The obvious answer is no, but it is amazing how many fail to consider the relationship between the two. From recent comments he made, its clear that this fact is something Bill Gates understands very well. On a trip to India, Bill Gates spoke at length on many different occasions about various topics concerning India’s economic development and the role technology and innovation would play in lifting the country out of poverty.
In particular, his comments on the need for India to develop more home-grown research capability and increase the number of PhD’s granted every year, indicated that he is someone who ‘gets it’. In the past, business leaders have heaped platitudes on India’s wealth of science and engineering talent, few have pointed out that this talent is mostly utilized overseas, far from where it can make an impact on innovation in India.
Expanding the number of research centers from 800 to the 1,100 found in China is something Gates thinks should receive increased focus from policymakers. In his view, it is how India can stay ahead of other countries that are trying to catch up to where it is:
“At first some of that (IT boom) was built on low-cost labor. And, of course, as time goes on, you don’t want to have that as the only differentiator and it’s not a sustainable thing, because others can come along with that as well,” Gates said.

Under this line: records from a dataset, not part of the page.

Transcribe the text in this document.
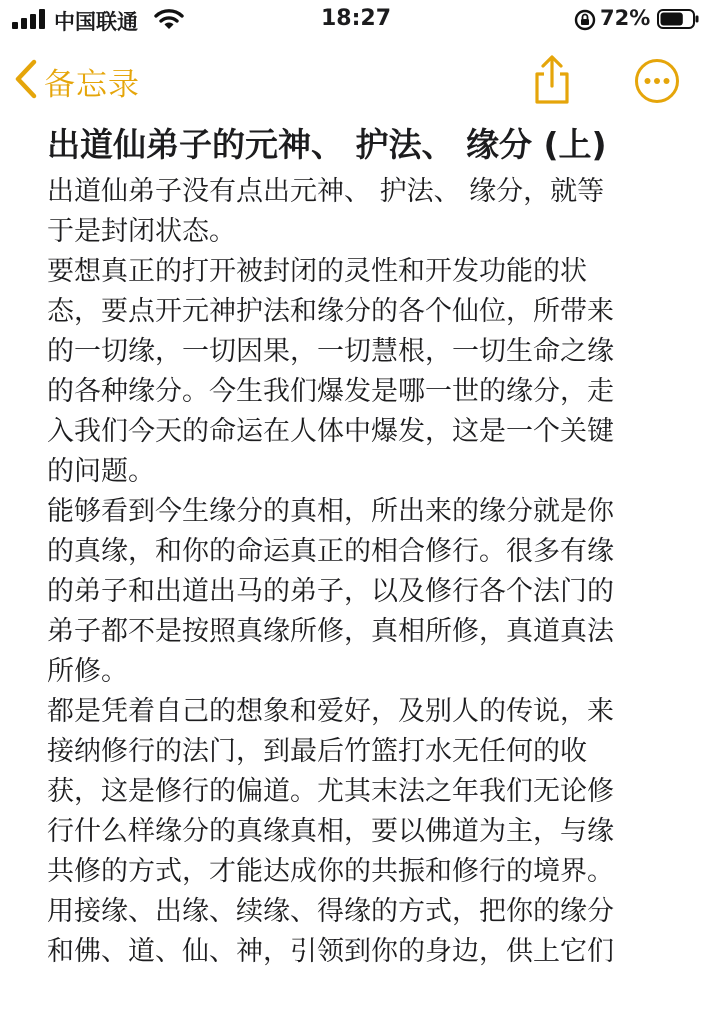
中国联通	18:27	72%
备忘录
出道仙弟子的元神、 护法、 缘分 (上)

出道仙弟子没有点出元神、 护法、 缘分，就等

于是封闭状态。

要想真正的打开被封闭的灵性和开发功能的状

态，要点开元神护法和缘分的各个仙位，所带来

的一切缘，一切因果，一切慧根，一切生命之缘

的各种缘分。今生我们爆发是哪一世的缘分，走

入我们今天的命运在人体中爆发，这是一个关键

的问题。

能够看到今生缘分的真相，所出来的缘分就是你

的真缘，和你的命运真正的相合修行。很多有缘

的弟子和出道出马的弟子，以及修行各个法门的

弟子都不是按照真缘所修，真相所修，真道真法

所修。

都是凭着自己的想象和爱好，及别人的传说，来

接纳修行的法门，到最后竹篮打水无任何的收

获，这是修行的偏道。尤其末法之年我们无论修

行什么样缘分的真缘真相，要以佛道为主，与缘

共修的方式，才能达成你的共振和修行的境界。

用接缘、出缘、续缘、得缘的方式，把你的缘分

和佛、道、仙、神，引领到你的身边，供上它们
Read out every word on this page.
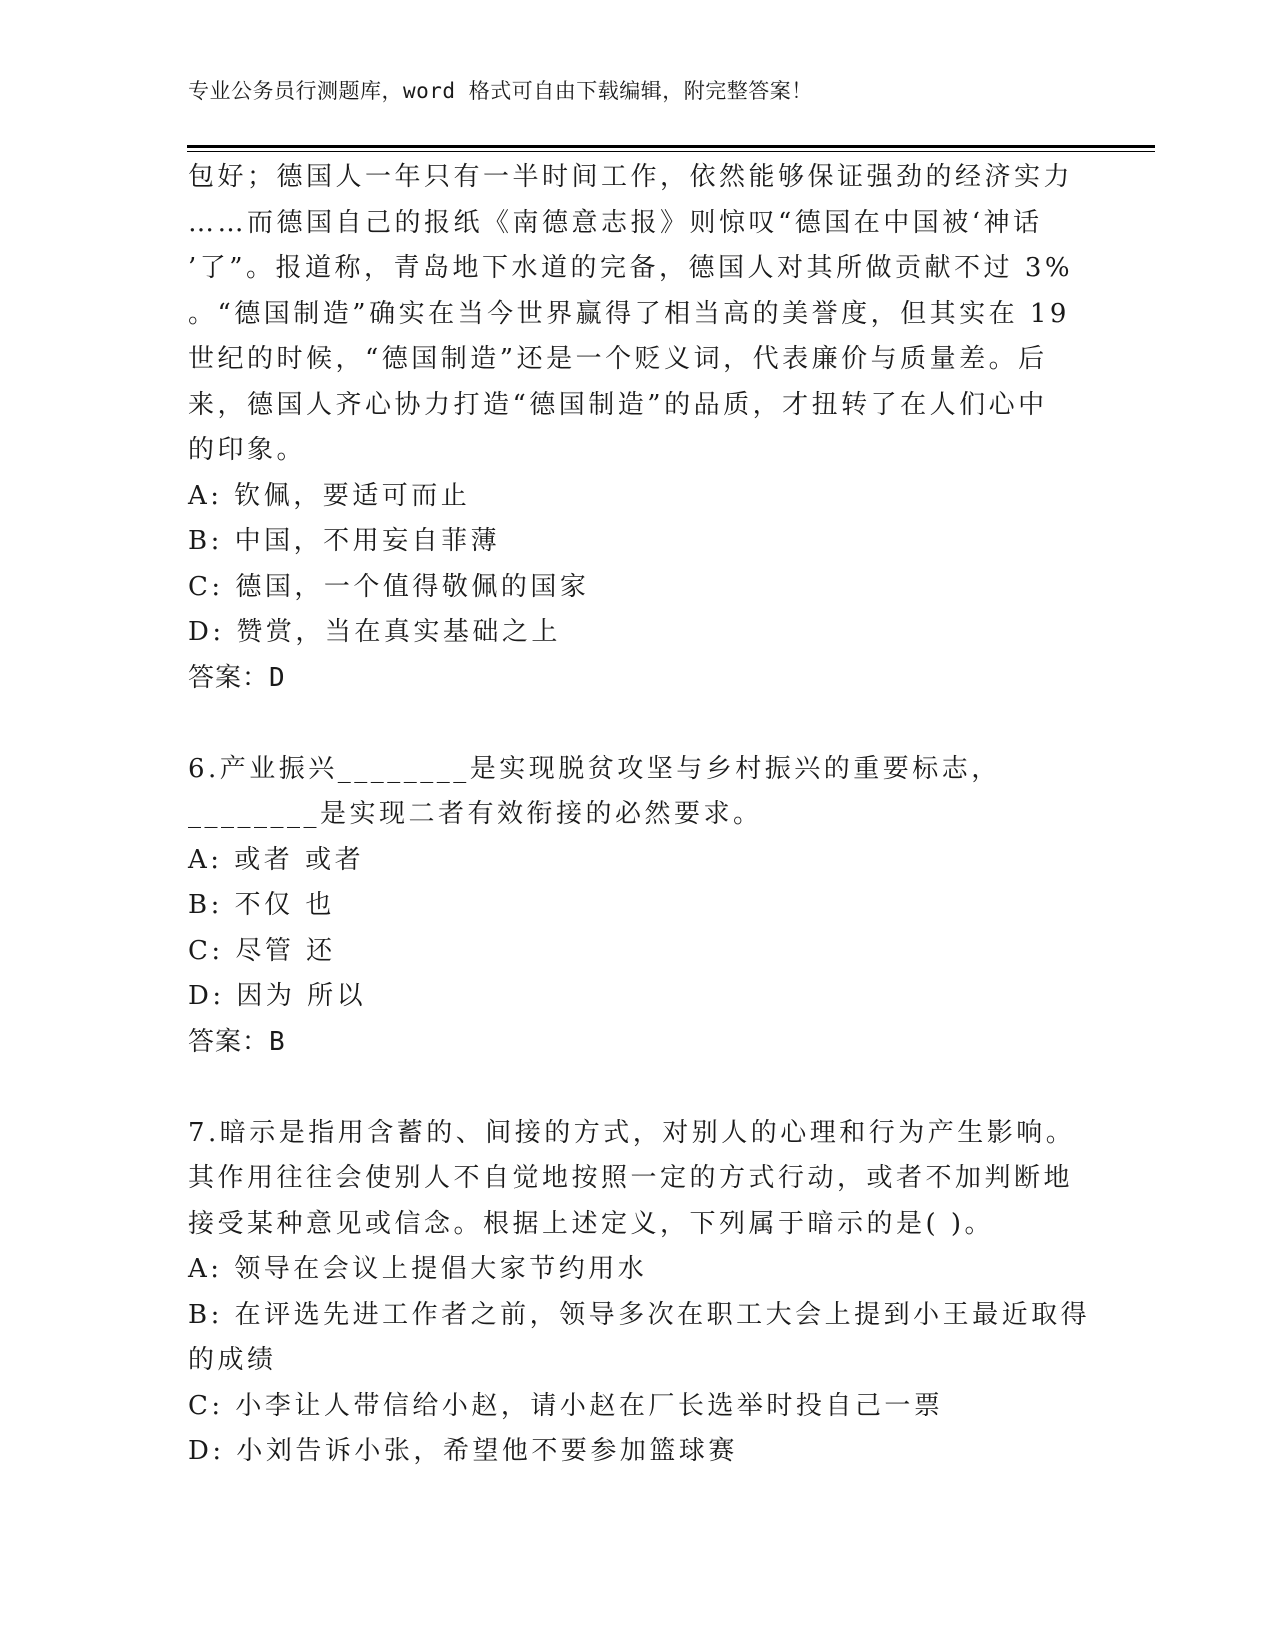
专业公务员行测题库，word 格式可自由下载编辑，附完整答案！
包好；德国人一年只有一半时间工作，依然能够保证强劲的经济实力
……而德国自己的报纸《南德意志报》则惊叹“德国在中国被‘神话
’了”。报道称，青岛地下水道的完备，德国人对其所做贡献不过 3%
。“德国制造”确实在当今世界赢得了相当高的美誉度，但其实在 19
世纪的时候，“德国制造”还是一个贬义词，代表廉价与质量差。后
来，德国人齐心协力打造“德国制造”的品质，才扭转了在人们心中
的印象。
A: 钦佩，要适可而止
B: 中国，不用妄自菲薄
C: 德国，一个值得敬佩的国家
D: 赞赏，当在真实基础之上
答案：D
6.产业振兴________是实现脱贫攻坚与乡村振兴的重要标志，
________是实现二者有效衔接的必然要求。
A: 或者 或者
B: 不仅 也
C: 尽管 还
D: 因为 所以
答案：B
7.暗示是指用含蓄的、间接的方式，对别人的心理和行为产生影响。
其作用往往会使别人不自觉地按照一定的方式行动，或者不加判断地
接受某种意见或信念。根据上述定义，下列属于暗示的是( )。
A: 领导在会议上提倡大家节约用水
B: 在评选先进工作者之前，领导多次在职工大会上提到小王最近取得
的成绩
C: 小李让人带信给小赵，请小赵在厂长选举时投自己一票
D: 小刘告诉小张，希望他不要参加篮球赛
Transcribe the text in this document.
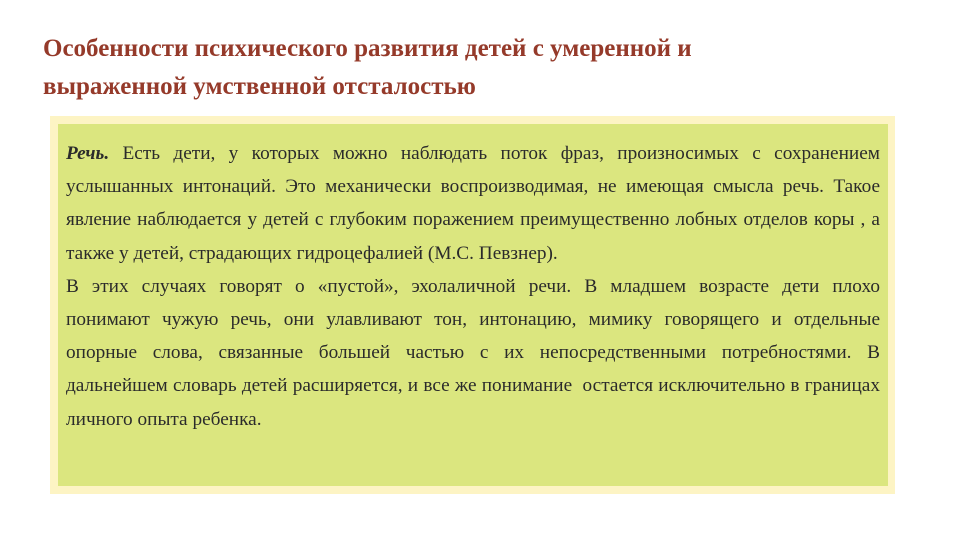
Особенности психического развития детей с умеренной и
выраженной умственной отсталостью

Речь. Есть дети, у которых можно наблюдать поток фраз, произносимых с сохранением услышанных интонаций. Это механически воспроизводимая, не имеющая смысла речь. Такое явление наблюдается у детей с глубоким поражением преимущественно лобных отделов коры , а также у детей, страдающих гидроцефалией (М.С. Певзнер).

В этих случаях говорят о «пустой», эхолаличной речи. В младшем возрасте дети плохо     понимают чужую речь, они улавливают тон, интонацию, мимику говорящего и отдельные опорные слова, связанные большей частью с их непосредственными потребностями. В дальнейшем словарь детей расширяется, и все же понимание  остается исключительно в границах личного опыта ребенка.
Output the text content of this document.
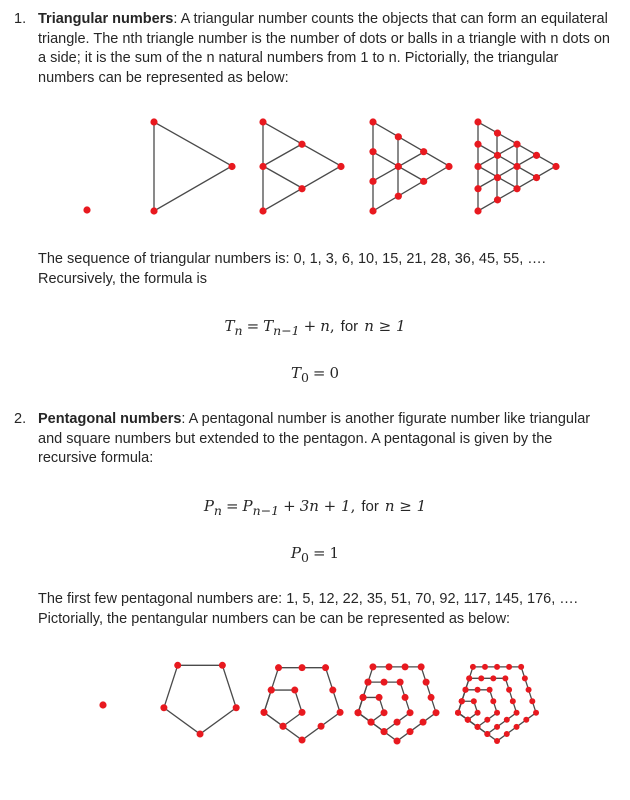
1. Triangular numbers: A triangular number counts the objects that can form an equilateral triangle. The nth triangle number is the number of dots or balls in a triangle with n dots on a side; it is the sum of the n natural numbers from 1 to n. Pictorially, the triangular numbers can be represented as below:
The sequence of triangular numbers is: 0, 1, 3, 6, 10, 15, 21, 28, 36, 45, 55, ….
Recursively, the formula is
$T_n = T_{n-1} + n$, for n ≥ 1
$T_0 = 0$
2. Pentagonal numbers: A pentagonal number is another figurate number like triangular and square numbers but extended to the pentagon. A pentagonal is given by the recursive formula:
$P_n = P_{n-1} + 3n + 1$, for n ≥ 1
$P_0 = 1$
The first few pentagonal numbers are: 1, 5, 12, 22, 35, 51, 70, 92, 117, 145, 176, ….
Pictorially, the pentangular numbers can be can be represented as below:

Where telecommunications is concerned, there is a reason why the human element to innovation gets barely any mention. So much effort is focused on the technology, whether its network standards or cutting-edge devices, that the human component to innovation gets overlooked. Gates’ comments should remind industry leaders that technology does not exist in a vacuum. Without the minds that can develop innovations for harnessing solutions to the challenges people face, we really are constructing large temples that will be empty of devotees.